Das Muster gleicht sich auffällig, auch wenn die Gründe immer andere waren: Wer sich die bundesweiten Zustimmungswerte der Grünen im Zeitverlauf anschaut, sieht ein Auf und Ab, das am Datum der Wahlen recht zuverlässig nahe dem Tiefpunkt anlangt.

"Wir sind schon immer Umfragekönige gewesen", sagte der frühere Bundesumweltminister Jürgen Trittin mal in einer Talkshow, als sich die Grünen Ende 2018 wieder in einem Umfragehoch befanden. Wohl auch, um ein bisschen den Erwartungsdruck zu dämpfen.

Trittin wusste, wovon er sprach.

Im Herbst 2013 trat er mit Katrin Göring-Eckardt selbst als Spitzenkandidatenduo bei der Bundestagswahl an. Im Jahr 2011 hatten die Grünen nach der Atomkatastrophe von Fukushima bei rund 25 Prozent gelegen. Die ersten Kommentatoren sahen sie auf dem Weg zur Volkspartei. Die Grünen waren so stark wie nie – in den Umfragen. Selbst am Anfang des Wahljahres, im März 2013, wurden sie noch mit rund 17 Prozent gehandelt.

Doch am Wahltag Ende September folgte die Enttäuschung: nur 8,4 Prozent.

Und damit sogar weniger als bei der Wahl vier Jahre zuvor. Damals, im September 2009, waren die Grünen zum ersten und bislang einzigen Mal bei einer Bundestagswahl zweistellig geworden, wenn auch knapp mit 10,7 Prozent.

Auch 2009 schien schon mehr drin gewesen zu sein. Umfragen vorher und nachher sahen die Grünen bei 12, 13 oder 14 Prozent. Die Spitzenkandidaten hießen damals Renate Künast – und ebenfalls Jürgen Trittin.

Weit entfernt von den Höchstwerten

"Macht Özdemir jetzt auf Kanzlerkandidat?", fragte die "Süddeutsche Zeitung" im Jahr 2016, als es um die Aufstellung für die Bundestagswahl 2017 ging. Die Grünen standen wieder recht gut da, teils bei 14 Prozent. Özdemir wurde nicht Kanzlerkandidat, aber Spitzenkandidat im Duo mit Katrin Göring-Eckardt.

Die Umfragewerte der Grünen wurden dann jedoch das ganze Wahljahr 2017 lang nicht mehr ernsthaft zweistellig, zumindest nicht vor der Wahl. Am Wahltag Ende September standen bei den Grünen 8,9 Prozent. Erst im Anschluss kletterten ihre Werte wieder.

Und auch in diesem Wahljahr sind die Grünen derzeit weit von ihren Höchstwerten entfernt. Im Sommer 2019 nämlich hatten sie die Union mit 26 Prozent in einigen Umfragen schon einmal knapp überholt.
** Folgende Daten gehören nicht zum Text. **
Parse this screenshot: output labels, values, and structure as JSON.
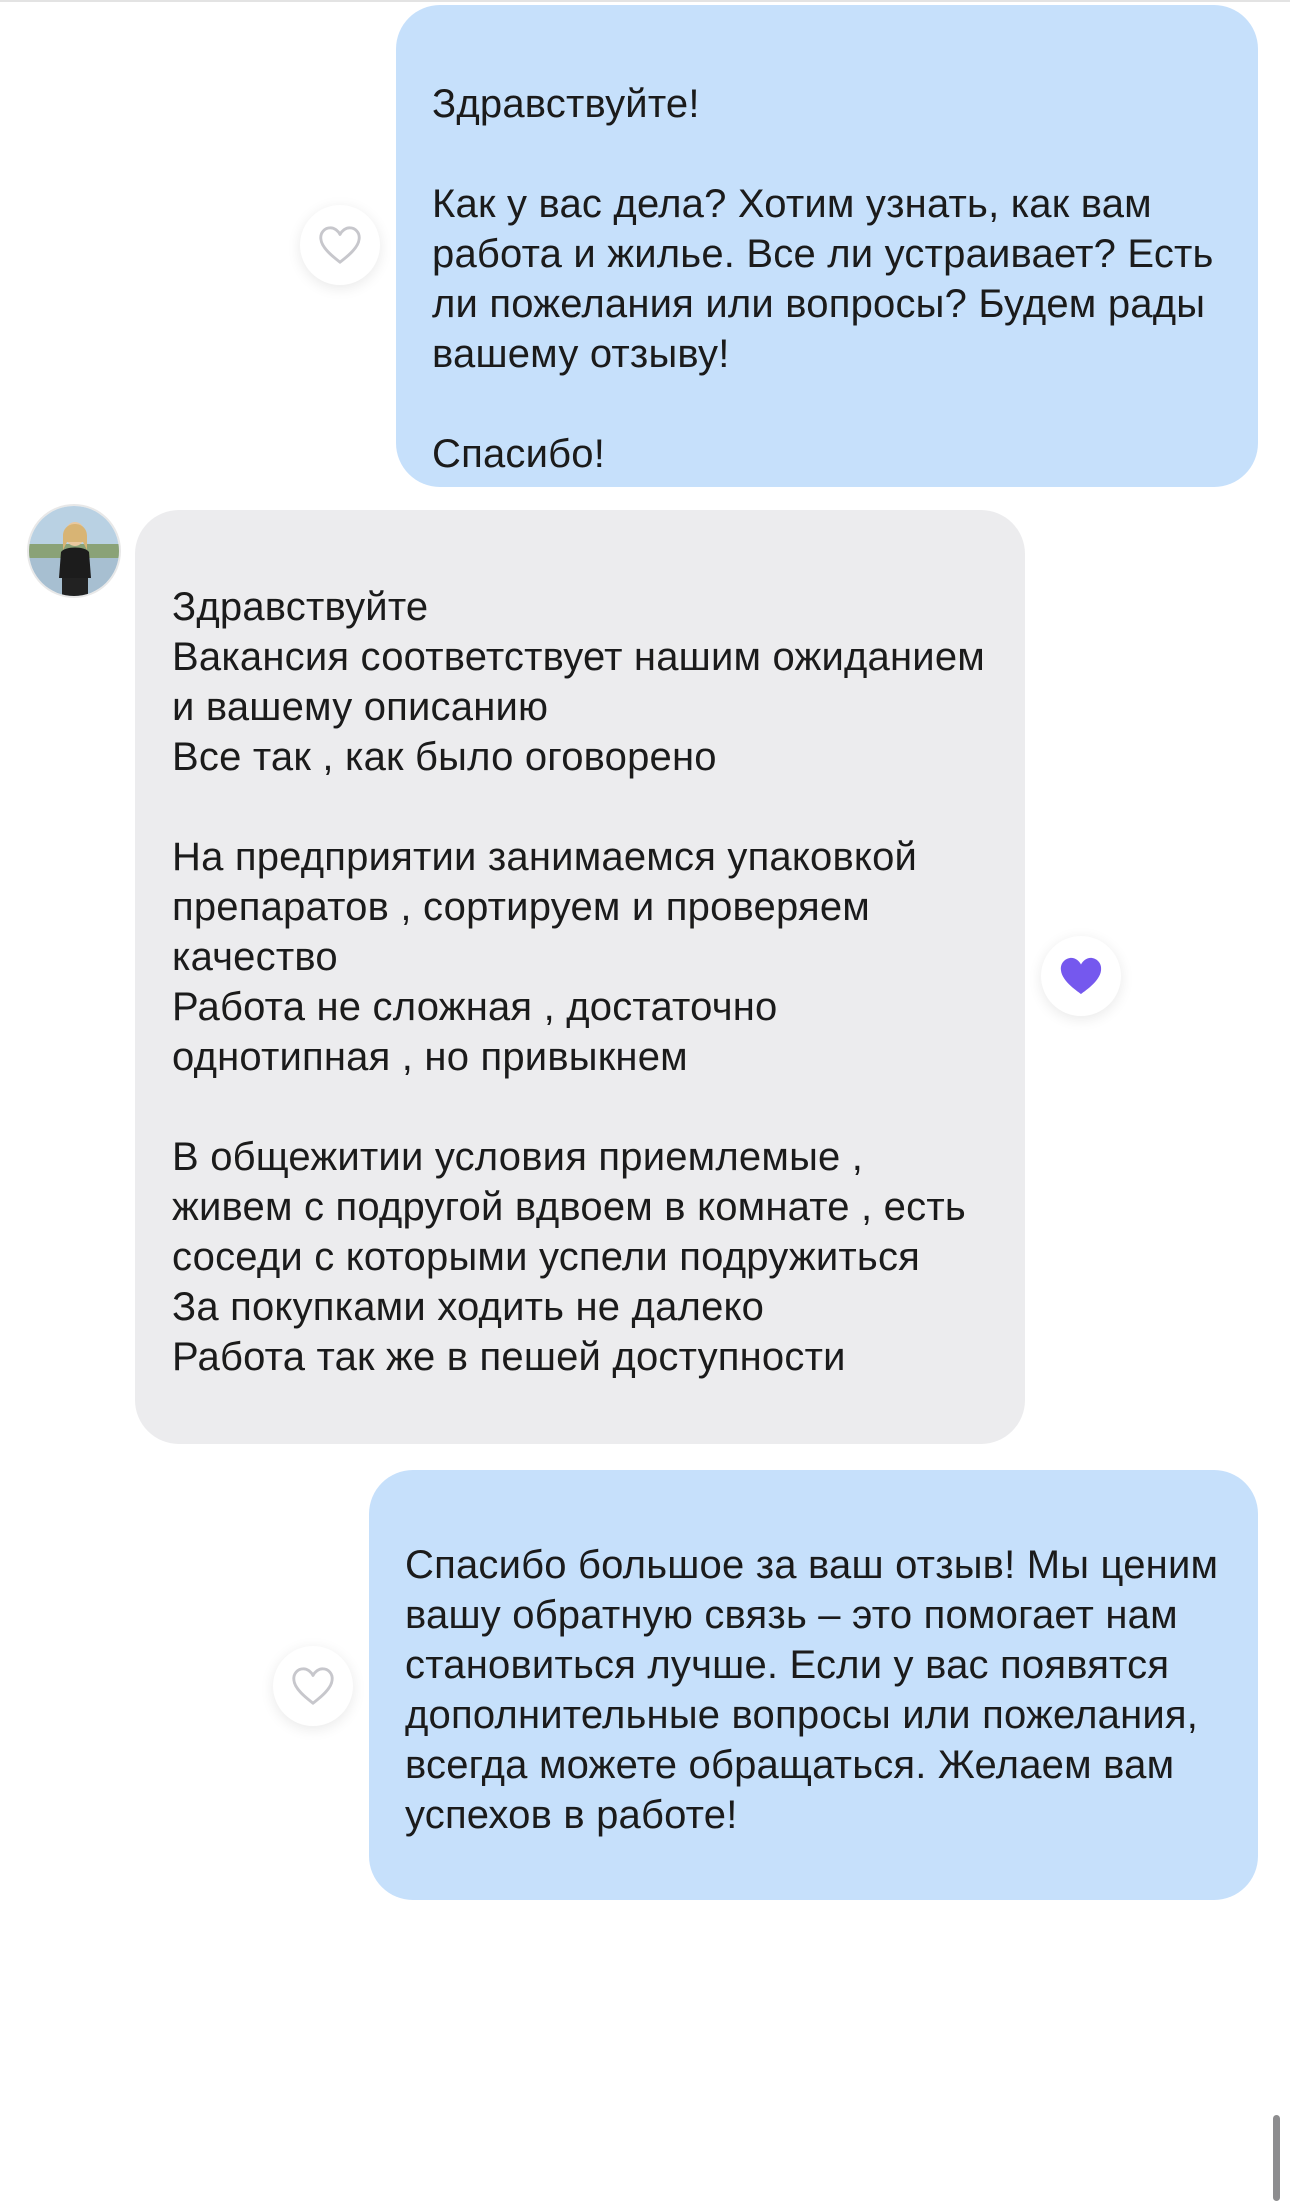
{
  "messages": [
    {
      "direction": "outgoing",
      "text": "Здравствуйте!\n\nКак у вас дела? Хотим узнать, как вам работа и жилье. Все ли устраивает? Есть ли пожелания или вопросы? Будем рады вашему отзыву!\n\nСпасибо!",
      "liked": false,
      "like_icon": "heart-outline-icon"
    },
    {
      "direction": "incoming",
      "text": "Здравствуйте\nВакансия соответствует нашим ожиданием и вашему описанию\nВсе так , как было оговорено\n\nНа предприятии занимаемся упаковкой препаратов , сортируем и проверяем качество\nРабота не сложная , достаточно однотипная , но привыкнем\n\nВ общежитии условия приемлемые , живем с подругой вдвоем в комнате , есть соседи с которыми успели подружиться\nЗа покупками ходить не далеко\nРабота так же в пешей доступности",
      "liked": true,
      "like_icon": "heart-filled-icon",
      "avatar_icon": "user-avatar-photo"
    },
    {
      "direction": "outgoing",
      "text": "Спасибо большое за ваш отзыв! Мы ценим вашу обратную связь – это помогает нам становиться лучше. Если у вас появятся дополнительные вопросы или пожелания, всегда можете обращаться. Желаем вам успехов в работе!",
      "liked": false,
      "like_icon": "heart-outline-icon"
    }
  ],
  "colors": {
    "outgoing_bubble": "#c6e0fb",
    "incoming_bubble": "#ececee",
    "like_active": "#7558ee",
    "like_inactive": "#c7c7cc"
  }
}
Ihre Wahlergebnisse auf Länderebene variieren zudem noch immer gewaltig: zwischen zuletzt 32,6 Prozent in Baden-Württemberg und 5,2 Prozent Ende 2019 in Thüringen.
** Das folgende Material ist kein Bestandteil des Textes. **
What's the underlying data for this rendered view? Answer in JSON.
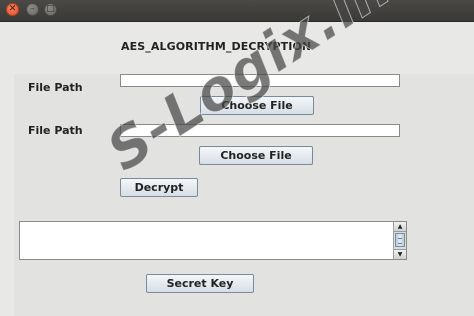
{
  "window": {
    "title": "",
    "controls": [
      "close-icon",
      "minimize-icon",
      "maximize-icon"
    ]
  },
  "app_title": "AES_ALGORITHM_DECRYPTION",
  "form": {
    "file_path_label_1": "File Path",
    "file_path_value_1": "",
    "choose_file_label_1": "Choose File",
    "file_path_label_2": "File Path",
    "file_path_value_2": "",
    "choose_file_label_2": "Choose File",
    "decrypt_label": "Decrypt",
    "output_text": "",
    "secret_key_label": "Secret Key"
  },
  "watermark": "S-Logix.in",
  "colors": {
    "close_button": "#e0512b",
    "titlebar": "#3f3e3a",
    "background": "#e8e8e7",
    "button_border": "#7b8a99"
  }
}
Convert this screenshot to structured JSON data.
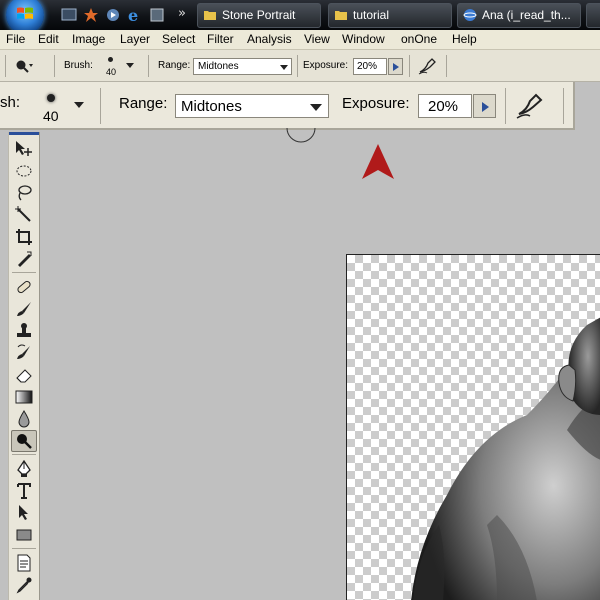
{
  "taskbar": {
    "quicklaunch_more": "»",
    "tasks": [
      {
        "label": "Stone Portrait"
      },
      {
        "label": "tutorial"
      },
      {
        "label": "Ana (i_read_th..."
      }
    ]
  },
  "menubar": {
    "items": [
      "File",
      "Edit",
      "Image",
      "Layer",
      "Select",
      "Filter",
      "Analysis",
      "View",
      "Window",
      "onOne",
      "Help"
    ]
  },
  "options_bar": {
    "brush_label": "Brush:",
    "brush_size": "40",
    "range_label": "Range:",
    "range_value": "Midtones",
    "exposure_label": "Exposure:",
    "exposure_value": "20%"
  },
  "zoomed_options_bar": {
    "brush_label_fragment": "sh:",
    "brush_size": "40",
    "range_label": "Range:",
    "range_value": "Midtones",
    "exposure_label": "Exposure:",
    "exposure_value": "20%"
  },
  "colors": {
    "arrow": "#b01a1a",
    "workspace": "#c0c0c0",
    "panel": "#ebe8dc"
  }
}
Was also macht den Grünen Hoffnung, dass es bei der Bundestagswahl im Herbst besser läuft?

Grüne Hoffnung

Eine Wahl, die oft als Beispiel dafür genutzt wird, dass sich für die Grünen etwas verändert hat, ist die Europawahl 2019. Damals erreichten sie 20,5 Prozent – ihr bislang bestes Ergebnis bei bundesweiten Wahlen. Aber eben auch: bei einer Wahl des Europaparlaments und nicht des Bundestags.

Doch wer mit führenden Grünen spricht, der hört abseits einer thematisch breiten Aufstellung weitere Argumente:

1. Die Kernthemen der Grünen seien inzwischen in der Mitte der Gesellschaft angelangt, heißt es etwa. Das Wichtigste: der Klimaschutz. Spätestens mit der heftigen Dürre 2018 sei vielen Deutschen klar geworden, dass die Klimakrise längst da sei und nicht irgendwann in ferner Zukunft wichtig werde. Bewegungen wie "Fridays for Future" hätten ihr Übriges dazugetan, um das Klimabewusstsein zu schärfen.

2. Die Grünen seien geschlossen wie nie, lautet ein weiteres Argument, die alten Flügelkämpfe zwischen Fundis und Realos zumindest weitgehend befriedet. Die Partei hat sich hinter ihren beliebten Vorsitzenden Baerbock und Habeck versammelt. Störgeräusche sind tatsächlich selten geworden. Und die Partei achtet peinlich genau darauf, bloß keinen Veggieday-Moment zu erzeugen wie vor der Wahl 2013, als die Forderung nach einem fleischlosen Tag in Kantinen von den politischen Gegnern als Vorlage genutzt wurde, die Grünen als Verbotspartei zu brandmarken.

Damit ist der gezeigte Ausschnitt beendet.